Sem Limites Criativos (por Ubiratan Brasil, O Estado de S. Paulo)



(Sexta, 1º de julho de 2011, 00h00)

As fronteiras artísticas parecem inexistir para a diretora Christiane Jatahy – no teatro, ela é capaz de utilizar a edição cinematográfica, realizada no próprio palco, para alternar as cenas, como fez no já célebre Corte Seco. E, no cinema, arte na qual ingressa agora, Christiane transgride o tempo e realiza um filme no qual a ação é contínua, como se fosse uma longa peça teatral. É o que se observa em A Falta Que Nos Move, que estreia hoje.

Inspirado em um espetáculo com o mesmo título, o longa mostra o encontro de cinco amigos (vividos por Cristina Amadeo, Daniela Fortes, Marina Vianna, Kiko Mascarenhas e Pedro Brício), na véspera do Natal. Enquanto esperam por uma pessoa que não sabem se realmente virá, eles discutem sobre o projeto de um filme. O clima vai se tornando mais tenso, no entanto, à medida que afloram alegrias, frustrações, ausências e paixões.

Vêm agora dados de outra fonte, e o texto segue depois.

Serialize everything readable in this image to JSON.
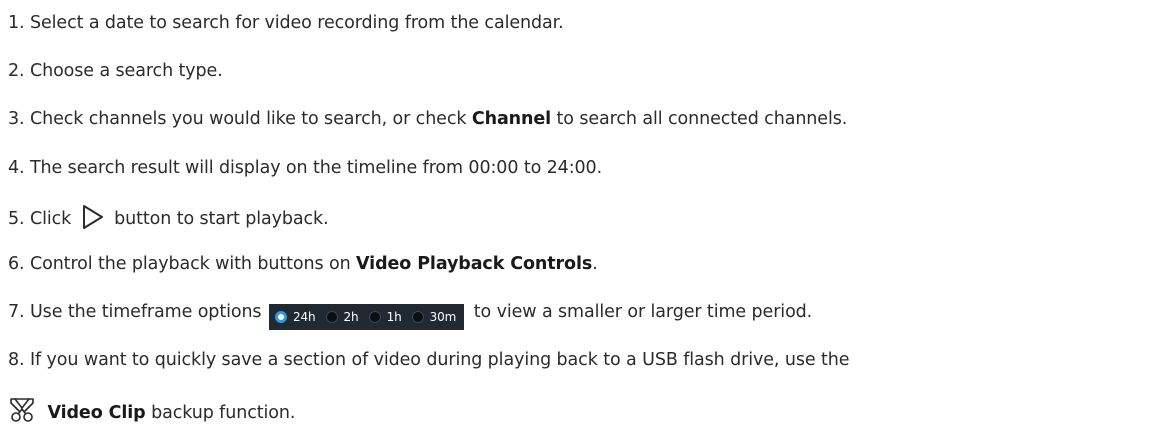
{
  "steps": [
    {
      "number": "1.",
      "text": "Select a date to search for video recording from the calendar."
    },
    {
      "number": "2.",
      "text": "Choose a search type."
    },
    {
      "number": "3.",
      "pre": "Check channels you would like to search, or check",
      "bold": "Channel",
      "post": "to search all connected channels."
    },
    {
      "number": "4.",
      "text": "The search result will display on the timeline from 00:00 to 24:00."
    },
    {
      "number": "5.",
      "pre": "Click",
      "post": "button to start playback."
    },
    {
      "number": "6.",
      "pre": "Control the playback with buttons on",
      "bold": "Video Playback Controls",
      "post": "."
    },
    {
      "number": "7.",
      "pre": "Use the timeframe options",
      "post": "to view a smaller or larger time period."
    },
    {
      "number": "8.",
      "text": "If you want to quickly save a section of video during playing back to a USB flash drive, use the"
    },
    {
      "bold": "Video Clip",
      "post": "backup function."
    }
  ],
  "timeframe": {
    "options": [
      "24h",
      "2h",
      "1h",
      "30m"
    ],
    "selected": "24h"
  },
  "icons": {
    "play": "play-outline-icon",
    "clip": "scissors-icon"
  },
  "colors": {
    "text": "#2b2b2b",
    "toolbar_bg": "#1f2a33",
    "radio_selected": "#2f9be0"
  }
}
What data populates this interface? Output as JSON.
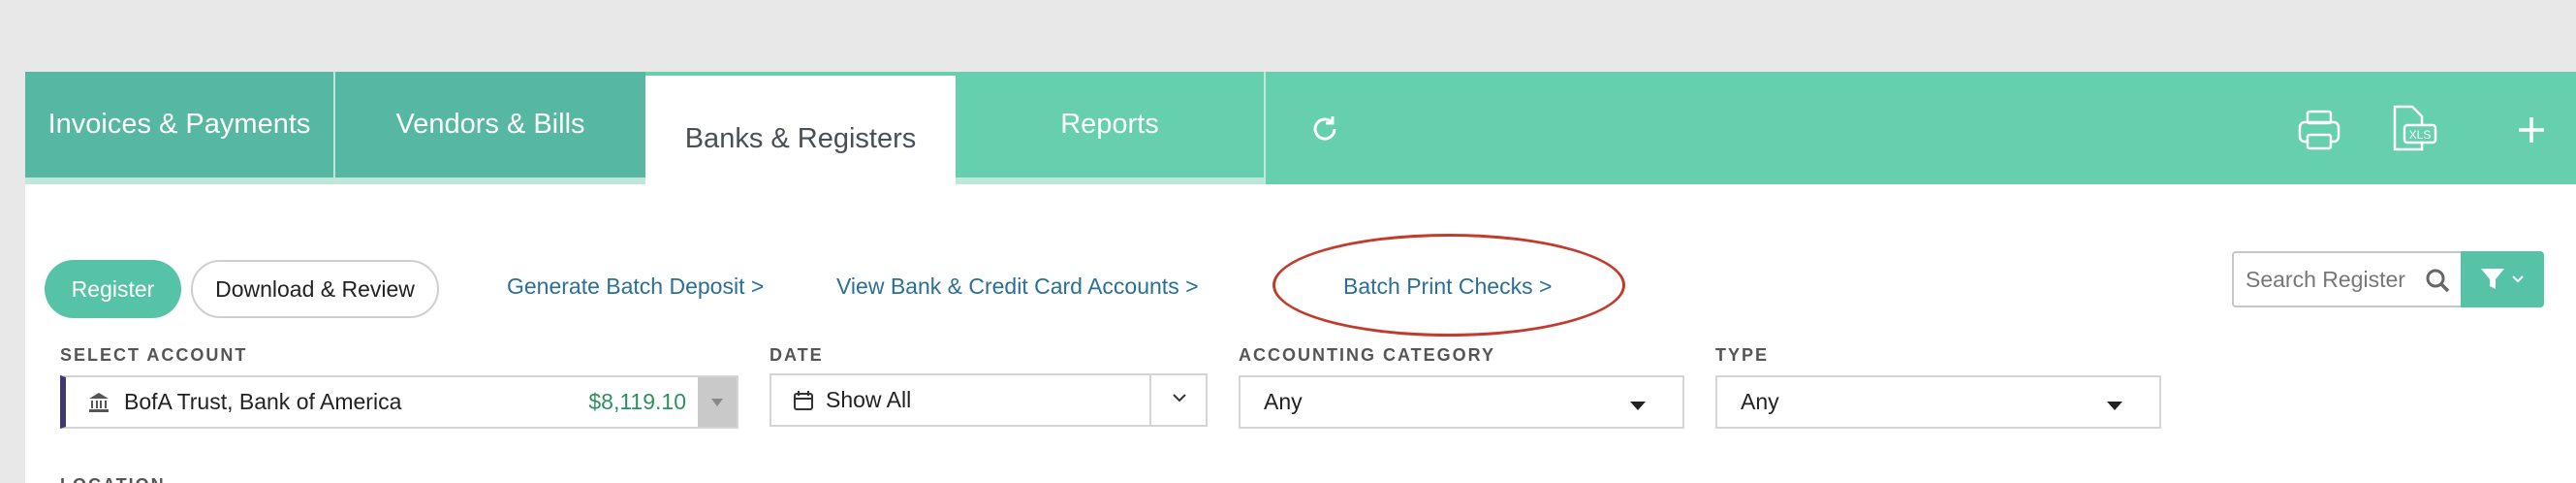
{
  "tabs": {
    "items": [
      {
        "label": "Invoices & Payments"
      },
      {
        "label": "Vendors & Bills"
      },
      {
        "label": "Banks & Registers"
      },
      {
        "label": "Reports"
      }
    ],
    "active": "Banks & Registers"
  },
  "toolbar_icons": [
    "refresh-icon",
    "print-icon",
    "xls-export-icon",
    "add-icon"
  ],
  "actions": {
    "register": "Register",
    "download_review": "Download & Review",
    "generate_batch_deposit": "Generate Batch Deposit >",
    "view_accounts": "View Bank & Credit Card Accounts >",
    "batch_print_checks": "Batch Print Checks >"
  },
  "search": {
    "placeholder": "Search Register"
  },
  "filters": {
    "account": {
      "label": "SELECT ACCOUNT",
      "name": "BofA Trust, Bank of America",
      "balance": "$8,119.10"
    },
    "date": {
      "label": "DATE",
      "value": "Show All"
    },
    "category": {
      "label": "ACCOUNTING CATEGORY",
      "value": "Any"
    },
    "type": {
      "label": "TYPE",
      "value": "Any"
    },
    "location": {
      "label": "LOCATION"
    }
  },
  "colors": {
    "tab_bg": "#66cfad",
    "tab_inactive": "#56b8a2",
    "link": "#2a6f96",
    "highlight": "#c23b2c",
    "balance": "#2f8f5e"
  }
}
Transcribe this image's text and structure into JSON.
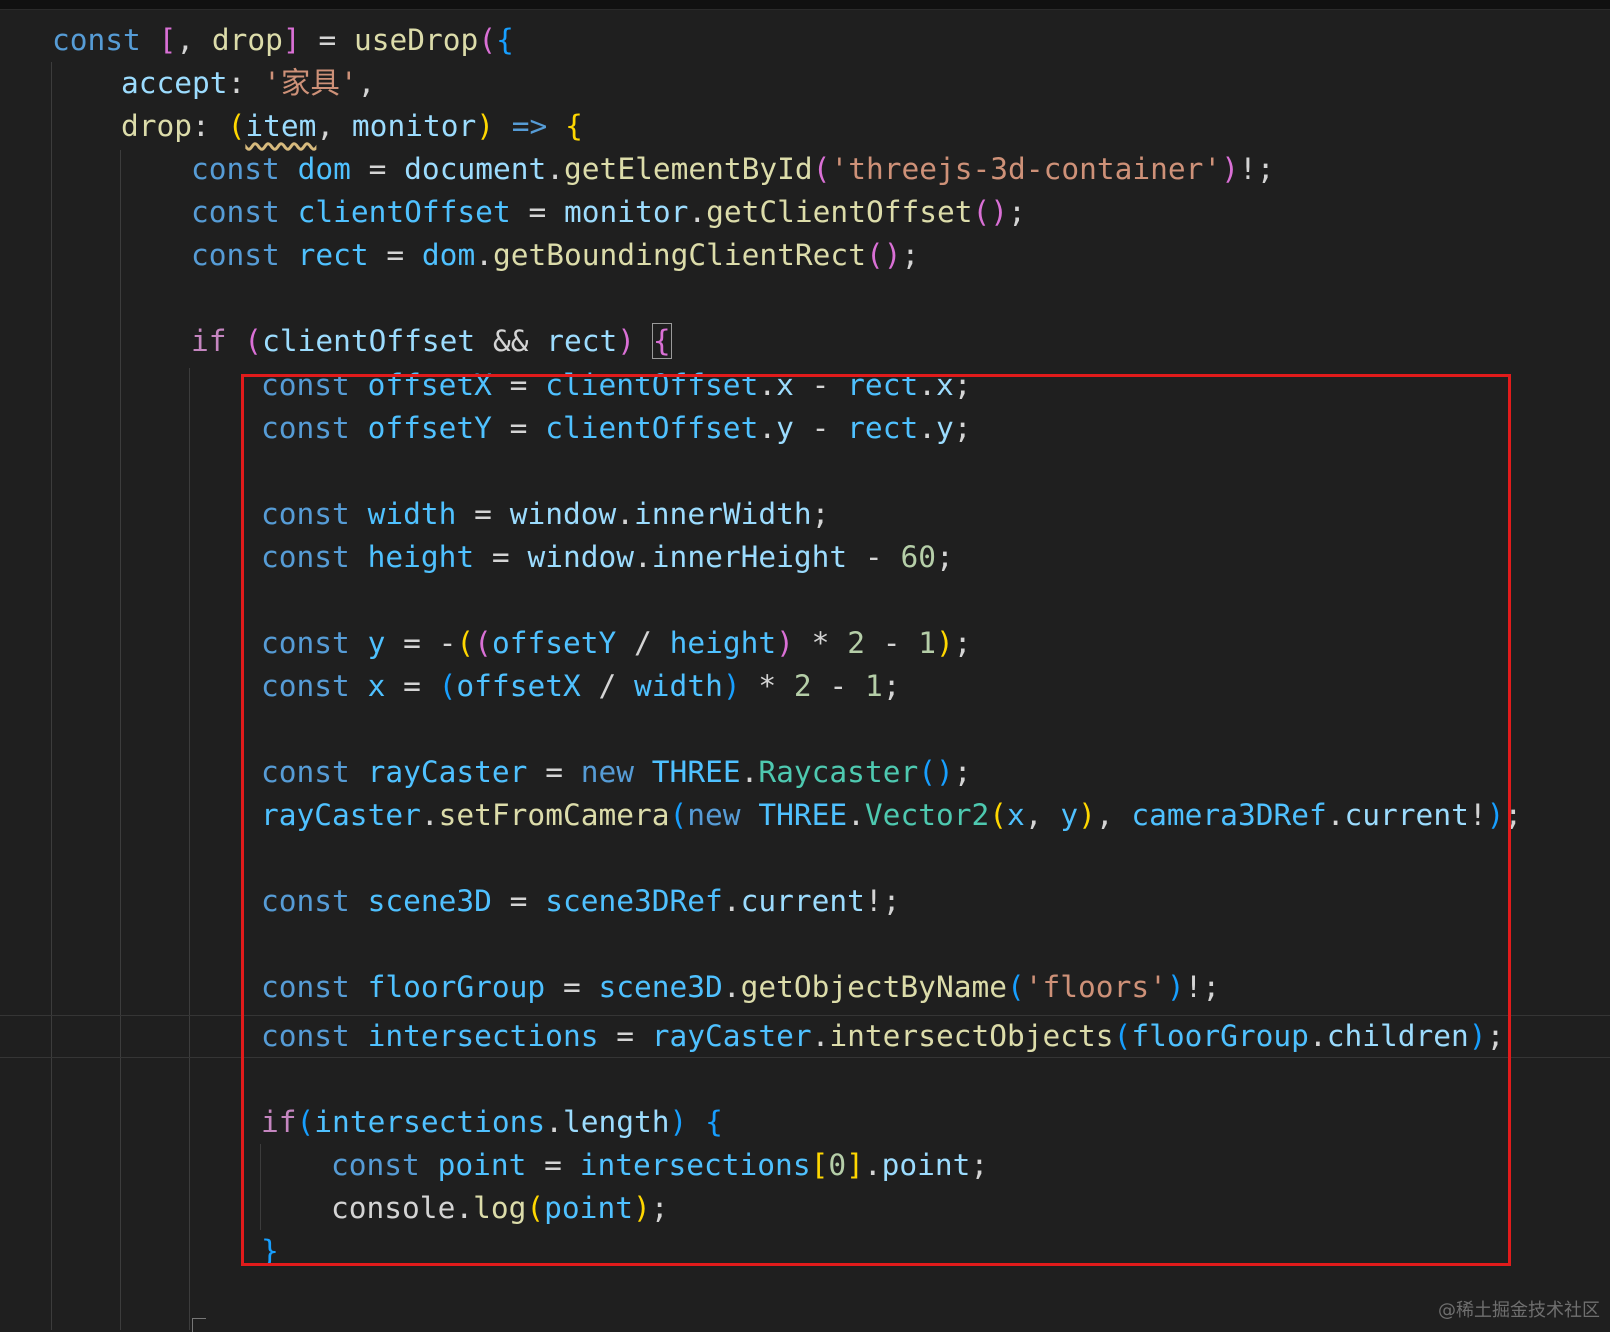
{
  "editor": {
    "lines": [
      [
        "const",
        " ",
        "[",
        ", ",
        "drop",
        "]",
        " = ",
        "useDrop",
        "(",
        "{"
      ],
      [
        "accept",
        ": ",
        "'家具'",
        ","
      ],
      [
        "drop",
        ": ",
        "(",
        "item",
        ", ",
        "monitor",
        ")",
        " => ",
        "{"
      ],
      [
        "const",
        " ",
        "dom",
        " = ",
        "document",
        ".",
        "getElementById",
        "(",
        "'threejs-3d-container'",
        ")",
        "!;"
      ],
      [
        "const",
        " ",
        "clientOffset",
        " = ",
        "monitor",
        ".",
        "getClientOffset",
        "(",
        ")",
        ";"
      ],
      [
        "const",
        " ",
        "rect",
        " = ",
        "dom",
        ".",
        "getBoundingClientRect",
        "(",
        ")",
        ";"
      ],
      [],
      [
        "if",
        " ",
        "(",
        "clientOffset",
        " && ",
        "rect",
        ")",
        " ",
        "{"
      ],
      [
        "const",
        " ",
        "offsetX",
        " = ",
        "clientOffset",
        ".",
        "x",
        " - ",
        "rect",
        ".",
        "x",
        ";"
      ],
      [
        "const",
        " ",
        "offsetY",
        " = ",
        "clientOffset",
        ".",
        "y",
        " - ",
        "rect",
        ".",
        "y",
        ";"
      ],
      [],
      [
        "const",
        " ",
        "width",
        " = ",
        "window",
        ".",
        "innerWidth",
        ";"
      ],
      [
        "const",
        " ",
        "height",
        " = ",
        "window",
        ".",
        "innerHeight",
        " - ",
        "60",
        ";"
      ],
      [],
      [
        "const",
        " ",
        "y",
        " = ",
        "-",
        "(",
        "(",
        "offsetY",
        " / ",
        "height",
        ")",
        " * ",
        "2",
        " - ",
        "1",
        ")",
        ";"
      ],
      [
        "const",
        " ",
        "x",
        " = ",
        "(",
        "offsetX",
        " / ",
        "width",
        ")",
        " * ",
        "2",
        " - ",
        "1",
        ";"
      ],
      [],
      [
        "const",
        " ",
        "rayCaster",
        " = ",
        "new",
        " ",
        "THREE",
        ".",
        "Raycaster",
        "(",
        ")",
        ";"
      ],
      [
        "rayCaster",
        ".",
        "setFromCamera",
        "(",
        "new",
        " ",
        "THREE",
        ".",
        "Vector2",
        "(",
        "x",
        ", ",
        "y",
        ")",
        ", ",
        "camera3DRef",
        ".",
        "current",
        "!",
        ")",
        ";"
      ],
      [],
      [
        "const",
        " ",
        "scene3D",
        " = ",
        "scene3DRef",
        ".",
        "current",
        "!;"
      ],
      [],
      [
        "const",
        " ",
        "floorGroup",
        " = ",
        "scene3D",
        ".",
        "getObjectByName",
        "(",
        "'floors'",
        ")",
        "!;"
      ],
      [
        "const",
        " ",
        "intersections",
        " = ",
        "rayCaster",
        ".",
        "intersectObjects",
        "(",
        "floorGroup",
        ".",
        "children",
        ")",
        ";"
      ],
      [],
      [
        "if",
        "(",
        "intersections",
        ".",
        "length",
        ")",
        " ",
        "{"
      ],
      [
        "const",
        " ",
        "point",
        " = ",
        "intersections",
        "[",
        "0",
        "]",
        ".",
        "point",
        ";"
      ],
      [
        "console",
        ".",
        "log",
        "(",
        "point",
        ")",
        ";"
      ],
      [
        "}"
      ]
    ]
  },
  "watermark": "@稀土掘金技术社区",
  "colors": {
    "background": "#1f1f1f",
    "highlight_box": "#e11b1b"
  }
}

A filmagem exigiu uma preparação complexa. Foram cinco meses de ensaios antes de serem ligadas as câmeras. E, quando isso aconteceu, foram 13 horas contínuas de rodagem. “Cada ator recebeu um roteiro que continha apenas instruções sobre sua atuação, ou seja, nem sempre sabia qual seria a reação do outro”, relembra a diretora, que utilizou sua própria casa, no Rio, como locação: enquanto os atores interpretavam no andar de cima, ela acompanhava no de baixo. “Não discuti com os atores o roteiro, mas o desenvolvimento das relações e a linha dos personagens”, afirma Christiane. “Eles improvisaram algumas cenas propostas por mim sem saber se entrariam no filme.”

Como a espontaneidade do momento conduziu muitas ações, a diretora enviava coordenadas para os atores por mensagem no celular. E não era nada escondido: o espectador tem a oportunidade não apenas de ver essas instruções como também de perceber que três câmeras acompanham o drama – a direção de fotografia é de Walter Carvalho.

Os bastidores renderiam, por si, um outro filme – em um determinado momento, uma das atrizes sofre um corte na cabeça. Estabelece-se um certo pânico, pois não se sabe a gravidade da contusão. Christiane consulta o elenco, por mensagem, se há necessidade de se interromper a gravação. Ao perceber que não foi tão grave, o trabalho continua.

É preciso lembrar que a diretora acertou com o elenco e os câmaras uma lista de dez procedimentos que deveriam ser seguidos por todos no dia da filmagem e, entre eles, figurava o impedimento de que se sair de cena, independente do que acontecesse. “Outro momento que quase comprometeu o trabalho foi a chegada da polícia”, conta Christiane. Por conta do barulho provocado por uma das discussões, o alarme de uma das casas próximas disparou. “Eles entenderam que se tratava de uma filmagem e não atrapalharam. Só lamento que não tivessem aceitado meu convite para entrar na cena. O resultado poderia ser incrível.”

O improvável estimula e não inibe a criatividade de Christiane Jatahy, o que torna seu trabalho mais original e instigante. Se na peça que inspirou o filme ela deixava o espectador tomado pela dúvida se era cena ou improviso, no longa a questão é se se trata de ficção ou documentário. “O público tem a impressão de que todos os diálogos são espontâneos, mas boa parte foi ensaiada e veio pronta para os atores.”

Assim, ao tratar de amizades e memórias, a diretora continua em sua linha criativa de lidar com relações humanas. “Sobre o vazio que nos leva à ação”, completa Christiane, já disposta para nova empreitada: encenar o clássico Senhorita Júlia, de Strindberg. Como a ação será transportada para o presente, a peça vai se chamar apenas Júlia. E, claro, apesar de exibida em um palco, a linguagem cinematográfica também será decisiva.